OP: The text works generally come from notes, snippets or fragments of conversations, film dialogue, songs etc. They are then transcribed into sculptured letters and fixed to the wall. I had the loose idea about language moving through space. The satellite dish becomes a destination or a conductor. The text is pulled towards them. I recently re-watched Two Lane Blacktop. The 1971 Monte Hellman road movie starring James Taylor and his mechanic Dennis Wilson (from the Beach Boys) racing various strangers and dragsters across America. The film is really about the car, the physicality of it. How it encapsulates this American void. In the car the men rarely speak. So the radio becomes the voice.
MT: You work with language in your poetry practice. What was the genesis or impetus for bringing text from the page to the gallery wall? How do you see the relation between your poetry and this exhibition?
OP: Initially, the poetry came out of writing titles for artworks–mostly rubbish titles. I then started making poetry books separately and performing and recording them with a band.

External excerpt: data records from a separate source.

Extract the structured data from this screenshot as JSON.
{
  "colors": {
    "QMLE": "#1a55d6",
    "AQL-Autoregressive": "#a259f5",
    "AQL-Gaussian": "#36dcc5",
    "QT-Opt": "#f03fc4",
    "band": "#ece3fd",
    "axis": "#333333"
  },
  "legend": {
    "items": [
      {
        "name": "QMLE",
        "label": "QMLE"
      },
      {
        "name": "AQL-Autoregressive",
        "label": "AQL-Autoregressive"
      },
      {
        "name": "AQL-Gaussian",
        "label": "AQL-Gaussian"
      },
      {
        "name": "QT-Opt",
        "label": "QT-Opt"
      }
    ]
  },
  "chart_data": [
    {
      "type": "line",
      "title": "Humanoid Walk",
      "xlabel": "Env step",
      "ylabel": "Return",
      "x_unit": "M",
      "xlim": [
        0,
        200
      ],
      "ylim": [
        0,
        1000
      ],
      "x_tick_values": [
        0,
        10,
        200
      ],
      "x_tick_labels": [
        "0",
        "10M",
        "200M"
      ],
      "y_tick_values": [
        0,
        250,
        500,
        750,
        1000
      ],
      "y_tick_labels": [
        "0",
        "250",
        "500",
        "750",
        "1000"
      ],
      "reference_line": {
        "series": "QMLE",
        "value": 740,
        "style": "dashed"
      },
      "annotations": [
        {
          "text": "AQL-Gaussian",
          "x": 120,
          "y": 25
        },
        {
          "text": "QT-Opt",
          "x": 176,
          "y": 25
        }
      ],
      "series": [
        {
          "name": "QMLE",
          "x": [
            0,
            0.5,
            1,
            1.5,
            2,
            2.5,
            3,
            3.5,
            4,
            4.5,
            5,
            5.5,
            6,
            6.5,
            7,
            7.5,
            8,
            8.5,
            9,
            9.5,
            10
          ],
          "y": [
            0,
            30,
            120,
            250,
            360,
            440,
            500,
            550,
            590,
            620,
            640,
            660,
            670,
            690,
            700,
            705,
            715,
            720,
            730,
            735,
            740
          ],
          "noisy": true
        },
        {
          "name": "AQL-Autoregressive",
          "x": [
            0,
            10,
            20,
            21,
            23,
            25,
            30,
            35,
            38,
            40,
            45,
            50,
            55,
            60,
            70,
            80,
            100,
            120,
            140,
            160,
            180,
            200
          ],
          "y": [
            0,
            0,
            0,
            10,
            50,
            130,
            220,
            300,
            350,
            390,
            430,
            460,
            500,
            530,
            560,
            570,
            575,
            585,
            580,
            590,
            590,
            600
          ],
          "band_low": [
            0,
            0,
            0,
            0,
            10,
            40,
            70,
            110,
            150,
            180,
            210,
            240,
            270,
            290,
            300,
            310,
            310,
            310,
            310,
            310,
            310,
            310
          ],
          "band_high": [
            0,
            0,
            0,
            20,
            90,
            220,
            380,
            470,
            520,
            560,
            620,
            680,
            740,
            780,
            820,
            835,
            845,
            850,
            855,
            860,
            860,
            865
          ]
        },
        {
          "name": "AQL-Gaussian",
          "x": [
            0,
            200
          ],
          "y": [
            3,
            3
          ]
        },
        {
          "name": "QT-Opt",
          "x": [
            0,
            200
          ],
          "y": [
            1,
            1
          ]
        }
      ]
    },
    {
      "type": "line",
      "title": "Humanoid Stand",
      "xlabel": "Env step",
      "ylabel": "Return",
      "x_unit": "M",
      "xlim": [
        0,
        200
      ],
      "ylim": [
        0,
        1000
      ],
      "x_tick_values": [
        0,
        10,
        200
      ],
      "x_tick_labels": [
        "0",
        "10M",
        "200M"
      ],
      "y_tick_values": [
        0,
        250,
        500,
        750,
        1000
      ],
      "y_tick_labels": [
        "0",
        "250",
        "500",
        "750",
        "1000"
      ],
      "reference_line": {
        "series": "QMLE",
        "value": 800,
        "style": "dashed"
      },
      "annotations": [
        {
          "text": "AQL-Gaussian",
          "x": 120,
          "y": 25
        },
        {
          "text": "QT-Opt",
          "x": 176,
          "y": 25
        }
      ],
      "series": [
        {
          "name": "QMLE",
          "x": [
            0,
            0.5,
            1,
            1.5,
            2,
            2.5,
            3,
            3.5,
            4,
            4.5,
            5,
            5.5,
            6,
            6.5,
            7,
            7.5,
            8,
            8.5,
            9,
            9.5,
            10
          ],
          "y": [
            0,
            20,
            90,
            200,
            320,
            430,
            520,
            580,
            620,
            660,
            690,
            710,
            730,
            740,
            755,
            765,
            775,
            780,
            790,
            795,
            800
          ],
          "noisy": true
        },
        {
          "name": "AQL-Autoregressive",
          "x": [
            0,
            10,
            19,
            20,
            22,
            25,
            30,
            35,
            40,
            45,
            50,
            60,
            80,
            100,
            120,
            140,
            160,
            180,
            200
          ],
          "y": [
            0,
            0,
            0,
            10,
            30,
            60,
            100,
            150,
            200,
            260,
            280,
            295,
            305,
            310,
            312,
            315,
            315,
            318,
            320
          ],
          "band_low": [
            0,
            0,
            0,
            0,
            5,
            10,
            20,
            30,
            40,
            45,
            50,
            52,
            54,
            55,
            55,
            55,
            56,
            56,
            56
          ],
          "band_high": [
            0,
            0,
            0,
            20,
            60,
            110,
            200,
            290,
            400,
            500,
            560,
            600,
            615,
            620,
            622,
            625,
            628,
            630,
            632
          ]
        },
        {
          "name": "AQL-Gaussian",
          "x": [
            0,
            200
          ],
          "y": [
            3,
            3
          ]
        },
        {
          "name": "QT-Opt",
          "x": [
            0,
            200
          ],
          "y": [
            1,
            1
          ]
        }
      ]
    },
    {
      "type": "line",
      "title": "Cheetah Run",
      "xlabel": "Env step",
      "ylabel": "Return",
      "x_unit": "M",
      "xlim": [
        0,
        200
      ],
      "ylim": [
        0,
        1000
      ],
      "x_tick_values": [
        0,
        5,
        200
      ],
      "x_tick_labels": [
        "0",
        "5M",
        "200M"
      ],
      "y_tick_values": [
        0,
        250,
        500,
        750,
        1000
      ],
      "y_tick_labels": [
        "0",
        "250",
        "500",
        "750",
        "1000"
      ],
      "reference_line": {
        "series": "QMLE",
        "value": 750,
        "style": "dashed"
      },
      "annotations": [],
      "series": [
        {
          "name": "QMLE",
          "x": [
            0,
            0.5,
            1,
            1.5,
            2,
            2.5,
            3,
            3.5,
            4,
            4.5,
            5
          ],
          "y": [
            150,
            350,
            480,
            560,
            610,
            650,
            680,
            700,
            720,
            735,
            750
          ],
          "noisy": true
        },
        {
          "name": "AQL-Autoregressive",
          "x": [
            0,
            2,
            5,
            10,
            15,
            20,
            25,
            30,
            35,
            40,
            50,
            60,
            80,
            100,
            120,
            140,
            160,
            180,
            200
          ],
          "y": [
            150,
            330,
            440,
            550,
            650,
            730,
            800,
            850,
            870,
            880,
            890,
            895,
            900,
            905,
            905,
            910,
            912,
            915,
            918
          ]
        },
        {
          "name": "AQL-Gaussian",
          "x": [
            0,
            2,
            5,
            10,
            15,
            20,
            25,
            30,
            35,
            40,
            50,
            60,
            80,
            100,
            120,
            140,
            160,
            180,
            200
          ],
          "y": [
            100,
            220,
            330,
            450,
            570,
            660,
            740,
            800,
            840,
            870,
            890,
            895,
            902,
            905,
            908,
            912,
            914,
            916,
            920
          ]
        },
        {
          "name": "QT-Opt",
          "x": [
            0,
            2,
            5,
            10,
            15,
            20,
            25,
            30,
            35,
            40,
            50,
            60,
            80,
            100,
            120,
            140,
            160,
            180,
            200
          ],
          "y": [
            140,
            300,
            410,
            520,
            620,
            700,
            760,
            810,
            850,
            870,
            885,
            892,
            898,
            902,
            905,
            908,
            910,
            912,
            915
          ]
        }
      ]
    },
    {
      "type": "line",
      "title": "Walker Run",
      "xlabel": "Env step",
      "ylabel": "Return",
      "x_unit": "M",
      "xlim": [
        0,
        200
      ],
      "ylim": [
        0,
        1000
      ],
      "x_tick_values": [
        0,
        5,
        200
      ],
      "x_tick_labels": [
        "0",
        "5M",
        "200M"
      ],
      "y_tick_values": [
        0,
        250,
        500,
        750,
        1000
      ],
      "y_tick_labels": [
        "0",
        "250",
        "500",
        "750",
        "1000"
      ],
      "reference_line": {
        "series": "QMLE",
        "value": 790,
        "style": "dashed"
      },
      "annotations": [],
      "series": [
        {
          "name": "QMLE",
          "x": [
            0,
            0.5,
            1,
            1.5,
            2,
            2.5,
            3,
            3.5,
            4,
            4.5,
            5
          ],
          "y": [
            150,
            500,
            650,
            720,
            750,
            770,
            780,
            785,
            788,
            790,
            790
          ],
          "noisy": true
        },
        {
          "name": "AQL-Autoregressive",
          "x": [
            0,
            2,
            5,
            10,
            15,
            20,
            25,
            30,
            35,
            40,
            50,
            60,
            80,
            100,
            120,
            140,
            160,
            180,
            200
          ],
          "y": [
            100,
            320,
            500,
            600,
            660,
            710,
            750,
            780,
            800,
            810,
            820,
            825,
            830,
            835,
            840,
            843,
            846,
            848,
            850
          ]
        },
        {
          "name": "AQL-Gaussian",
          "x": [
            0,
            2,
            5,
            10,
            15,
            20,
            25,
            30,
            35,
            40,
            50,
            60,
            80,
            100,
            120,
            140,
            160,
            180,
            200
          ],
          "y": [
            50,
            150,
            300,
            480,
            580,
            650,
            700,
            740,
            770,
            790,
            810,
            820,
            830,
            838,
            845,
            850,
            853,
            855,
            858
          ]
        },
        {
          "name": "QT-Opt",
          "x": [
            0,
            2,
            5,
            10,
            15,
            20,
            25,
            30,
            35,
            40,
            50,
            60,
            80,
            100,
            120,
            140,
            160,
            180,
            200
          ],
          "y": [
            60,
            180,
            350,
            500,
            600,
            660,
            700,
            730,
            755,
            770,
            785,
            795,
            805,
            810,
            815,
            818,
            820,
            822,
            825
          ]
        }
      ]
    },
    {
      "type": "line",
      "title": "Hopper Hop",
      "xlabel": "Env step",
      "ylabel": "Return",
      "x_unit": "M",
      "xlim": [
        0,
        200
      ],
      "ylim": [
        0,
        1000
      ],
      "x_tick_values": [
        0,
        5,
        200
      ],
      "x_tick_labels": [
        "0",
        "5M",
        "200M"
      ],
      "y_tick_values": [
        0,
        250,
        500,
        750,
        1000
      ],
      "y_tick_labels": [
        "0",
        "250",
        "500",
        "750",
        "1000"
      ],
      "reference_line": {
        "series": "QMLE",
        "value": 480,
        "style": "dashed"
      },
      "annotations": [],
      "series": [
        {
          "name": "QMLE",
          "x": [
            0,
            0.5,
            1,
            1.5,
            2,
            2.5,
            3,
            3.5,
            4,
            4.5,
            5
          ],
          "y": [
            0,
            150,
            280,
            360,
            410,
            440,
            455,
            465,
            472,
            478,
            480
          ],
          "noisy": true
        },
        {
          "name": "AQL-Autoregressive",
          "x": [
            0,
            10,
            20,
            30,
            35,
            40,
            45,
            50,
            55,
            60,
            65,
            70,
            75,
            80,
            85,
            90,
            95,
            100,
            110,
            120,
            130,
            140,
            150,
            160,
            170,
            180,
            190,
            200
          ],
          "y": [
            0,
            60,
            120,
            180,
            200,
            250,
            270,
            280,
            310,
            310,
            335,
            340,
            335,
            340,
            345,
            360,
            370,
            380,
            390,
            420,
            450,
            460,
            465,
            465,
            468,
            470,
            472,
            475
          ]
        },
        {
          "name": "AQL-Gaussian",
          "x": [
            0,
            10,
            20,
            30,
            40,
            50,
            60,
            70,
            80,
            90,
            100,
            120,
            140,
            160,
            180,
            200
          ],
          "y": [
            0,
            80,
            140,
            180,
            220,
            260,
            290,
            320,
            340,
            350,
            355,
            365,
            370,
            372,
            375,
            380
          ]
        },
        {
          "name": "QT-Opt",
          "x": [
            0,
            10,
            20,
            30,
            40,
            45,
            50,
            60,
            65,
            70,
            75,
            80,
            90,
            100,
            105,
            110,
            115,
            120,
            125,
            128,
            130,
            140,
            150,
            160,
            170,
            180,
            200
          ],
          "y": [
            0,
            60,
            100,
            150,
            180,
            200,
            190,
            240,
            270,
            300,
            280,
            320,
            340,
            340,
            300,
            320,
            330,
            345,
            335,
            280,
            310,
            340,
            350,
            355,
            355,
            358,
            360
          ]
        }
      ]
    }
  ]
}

I try to keep them separate but there’s plenty of crossover. What I’d say about the text work in this show is none of them are mine, they are found fragments. I came up with the exhibition title but in terms of writing it’s really more of a readymade show. Affected Readymades.
MT: Your work often alludes to what could be loosely periodized as the counterculture of the 1960s and 70s (here, the references to Silent Running (1972), Point Blank (1967), Dennis Wilson’s album Pacific Blue Ocean (1977)). Are there cultural, artistic, or political currents from this period that you find alluring or, conversely, ominous?
OP: I think it has something to do with atmosphere and this sense of an ending. These hopeful years derailed. Conspiracy setting in. Experimentation and resistance replaced by paranoia and isolationism. The introduction to John Boorman’s film Point Blank is a good example. Lee Marvin walks through all these 60s buildings. Everything is immaculate. Perfectly designed. But he looks frantic. The sound of his footsteps ring out. The sound contradicts what you are seeing.